Dee chuckled. Then he realized that Ryo wasn't joking. "What?!"

"I'm sorry you had to find out this way. I meant to let one of the guys tell you, or something."

"With that good-for-nothing idiot Rose?!"

"Dee, don't say that about Berkeley."

"I would have understood if it was with the milkman or something, but...!"

"Dee, I don't have a milkman."

"Then the grocer, whatever."

"Have you ever looked at the grocer?"

"Is that really the point? I can't believe it! You shameless hussy. . ."

"At least I had enough shame not to parade it openly in front of you, like you did."

"Well, you just said you didn't care!"

"No, I didn't. I said, 'I'm not mad.'"

"'I'm really not.'"

"What?"

"That's what you said!" Dee sighed sadly and looked away. "If you really don't want me, then I guess it's over." He stood and meaningfully walked out through the door.

Ryo leaned back and glanced at his watch. "Five, four, three, two. . ."

"Get back in there, you worthless bum! What am I paying you for?!"

Dee walked back in through the door.

Ryo took a breath. Now it was his turn in the spotlight. "Listen, Dee. What I did was wrong, and I'm sorry for it. But I was just. . .frustrated, and angry."

Dee folded his arms, amused. Ryo was frustrated. This was good. But, of course, he was trying to word a tearful reconciliation here, so that little triviality could be overlooked.

"And just because I did that, and when I wasn't in my right mind, doesn't mean that I don't. . ."

"It doesn't mean that you don't love me?"

Ryo considered. He was going to say, that I don't consider you to be one of my best friends, but this would probably be more convincing . So he looked away shyly and hoped Dee would take it as acquiescence.

Dee did. "I'm sorry, too. Earlier today. . .I wasn't thinking properly. I was just a bit overwhelmed, and. . . Ryo, you are the one I want to hold. You are the person I wake up in the morning to see, and the one I go to sleep at night to dream of. You are my one sun in a star-less universe. Without you. . .there would be no universe, for me. You are the sea, you are the earth, you are the sky. . . You are my everything. . .my Ryo. . ."

Dee should really write these lines down sometime. Oh, wait. I'm already doing that.

Slowly, Dee walked to Ryo and kissed him softly.

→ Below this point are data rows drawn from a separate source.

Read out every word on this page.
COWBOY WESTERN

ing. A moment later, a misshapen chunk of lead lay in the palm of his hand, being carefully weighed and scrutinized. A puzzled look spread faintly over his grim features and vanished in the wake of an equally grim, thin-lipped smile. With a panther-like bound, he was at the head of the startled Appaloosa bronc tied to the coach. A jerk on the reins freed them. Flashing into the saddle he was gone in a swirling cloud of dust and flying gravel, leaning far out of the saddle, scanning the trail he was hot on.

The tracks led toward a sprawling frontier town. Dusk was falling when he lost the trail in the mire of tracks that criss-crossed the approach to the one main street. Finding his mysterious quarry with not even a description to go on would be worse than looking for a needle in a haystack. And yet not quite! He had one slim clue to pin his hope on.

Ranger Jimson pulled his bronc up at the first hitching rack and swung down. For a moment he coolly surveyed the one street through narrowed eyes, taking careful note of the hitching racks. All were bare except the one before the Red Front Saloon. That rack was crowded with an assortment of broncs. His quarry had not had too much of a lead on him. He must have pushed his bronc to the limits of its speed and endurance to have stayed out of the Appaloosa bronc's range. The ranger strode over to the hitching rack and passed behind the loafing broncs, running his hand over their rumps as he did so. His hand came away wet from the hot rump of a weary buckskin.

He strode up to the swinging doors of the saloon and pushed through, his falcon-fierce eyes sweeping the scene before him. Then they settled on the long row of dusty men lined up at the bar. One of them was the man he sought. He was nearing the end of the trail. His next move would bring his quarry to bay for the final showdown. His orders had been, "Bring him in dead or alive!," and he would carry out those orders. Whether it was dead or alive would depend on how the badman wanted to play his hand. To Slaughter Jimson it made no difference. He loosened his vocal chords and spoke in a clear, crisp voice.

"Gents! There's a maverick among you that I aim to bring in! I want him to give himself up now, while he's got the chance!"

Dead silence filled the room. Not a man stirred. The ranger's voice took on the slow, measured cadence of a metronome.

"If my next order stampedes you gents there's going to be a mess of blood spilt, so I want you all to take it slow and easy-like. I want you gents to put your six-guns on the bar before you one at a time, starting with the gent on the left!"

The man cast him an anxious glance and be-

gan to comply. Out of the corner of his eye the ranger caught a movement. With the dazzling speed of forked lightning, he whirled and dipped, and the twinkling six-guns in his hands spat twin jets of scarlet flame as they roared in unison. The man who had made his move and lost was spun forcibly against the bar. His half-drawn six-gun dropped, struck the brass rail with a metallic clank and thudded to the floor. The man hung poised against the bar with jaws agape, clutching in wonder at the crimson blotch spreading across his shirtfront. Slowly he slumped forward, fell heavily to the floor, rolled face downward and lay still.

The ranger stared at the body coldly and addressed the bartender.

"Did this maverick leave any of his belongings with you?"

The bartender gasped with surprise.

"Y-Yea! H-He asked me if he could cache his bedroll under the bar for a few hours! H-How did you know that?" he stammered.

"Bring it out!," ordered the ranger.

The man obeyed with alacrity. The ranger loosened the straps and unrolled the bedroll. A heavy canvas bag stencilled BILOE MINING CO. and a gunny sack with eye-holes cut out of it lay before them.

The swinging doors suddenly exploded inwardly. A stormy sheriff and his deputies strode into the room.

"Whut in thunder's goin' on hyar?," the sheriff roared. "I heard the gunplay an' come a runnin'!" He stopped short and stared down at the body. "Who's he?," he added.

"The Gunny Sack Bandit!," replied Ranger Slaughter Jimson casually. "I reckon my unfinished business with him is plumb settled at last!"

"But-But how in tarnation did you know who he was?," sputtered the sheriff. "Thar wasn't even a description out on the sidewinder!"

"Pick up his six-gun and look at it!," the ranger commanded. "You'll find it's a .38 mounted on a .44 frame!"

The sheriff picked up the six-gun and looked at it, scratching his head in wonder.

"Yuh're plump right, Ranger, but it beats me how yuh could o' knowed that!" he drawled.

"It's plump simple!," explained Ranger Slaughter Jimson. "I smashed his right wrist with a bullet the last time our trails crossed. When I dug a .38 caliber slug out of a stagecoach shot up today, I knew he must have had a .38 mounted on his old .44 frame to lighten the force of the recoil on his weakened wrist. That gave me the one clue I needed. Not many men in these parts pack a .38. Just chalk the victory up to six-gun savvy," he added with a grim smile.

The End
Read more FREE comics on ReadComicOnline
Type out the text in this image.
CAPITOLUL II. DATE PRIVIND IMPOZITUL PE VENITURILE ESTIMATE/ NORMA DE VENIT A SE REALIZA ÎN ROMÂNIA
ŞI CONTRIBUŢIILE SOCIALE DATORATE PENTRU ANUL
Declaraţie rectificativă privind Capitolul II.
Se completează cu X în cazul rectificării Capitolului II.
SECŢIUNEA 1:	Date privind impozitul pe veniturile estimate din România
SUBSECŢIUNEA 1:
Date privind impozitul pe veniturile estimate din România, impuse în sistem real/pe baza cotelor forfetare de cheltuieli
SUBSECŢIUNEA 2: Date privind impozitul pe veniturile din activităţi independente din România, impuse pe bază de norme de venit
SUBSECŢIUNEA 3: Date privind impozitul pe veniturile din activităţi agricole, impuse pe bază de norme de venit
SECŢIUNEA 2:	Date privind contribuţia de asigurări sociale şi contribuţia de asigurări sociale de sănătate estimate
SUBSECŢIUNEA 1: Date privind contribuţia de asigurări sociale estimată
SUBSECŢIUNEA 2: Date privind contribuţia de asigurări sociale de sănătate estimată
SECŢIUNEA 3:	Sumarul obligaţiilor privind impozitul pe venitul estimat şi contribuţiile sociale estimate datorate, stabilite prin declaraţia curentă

Ryo kissed him back. An important moment had passed, a moment that had decided. . .he would think up what it decided when he wasn't otherwise engaged. At the moment, Ryo had other things to pay attention to, most of which were a lot more fun than thinking up some stupid aphorism for a dramatic conversation.

"Hey, Ryo," Dee asked when they broke off. "Is the thing with Rose over now?"

"Um. Sure. All we did was kiss once, anyway."

"Good, my Ryo."

"Um, yeah. My Dee."

"Let's go home."

Hand in hand, the two walked out the door.

Five, four, three, two. . .

"Get back in there, you worthless bums! What am I paying you for?!"

And so, ends our evil tale. You were probably expecting a real (evil) plot. That. . .that would have been good. But being the evil female teenage evil being that our author is, too bad.

For an evil ending note, this evil ultimate fanfic is not parodying Fake, the series. It is parodying Fake fanfiction, which is considerably more evil than the original Fake, and therefore has much more to go on.

And now, the female teenage evil being has to go. She's feeling cranky.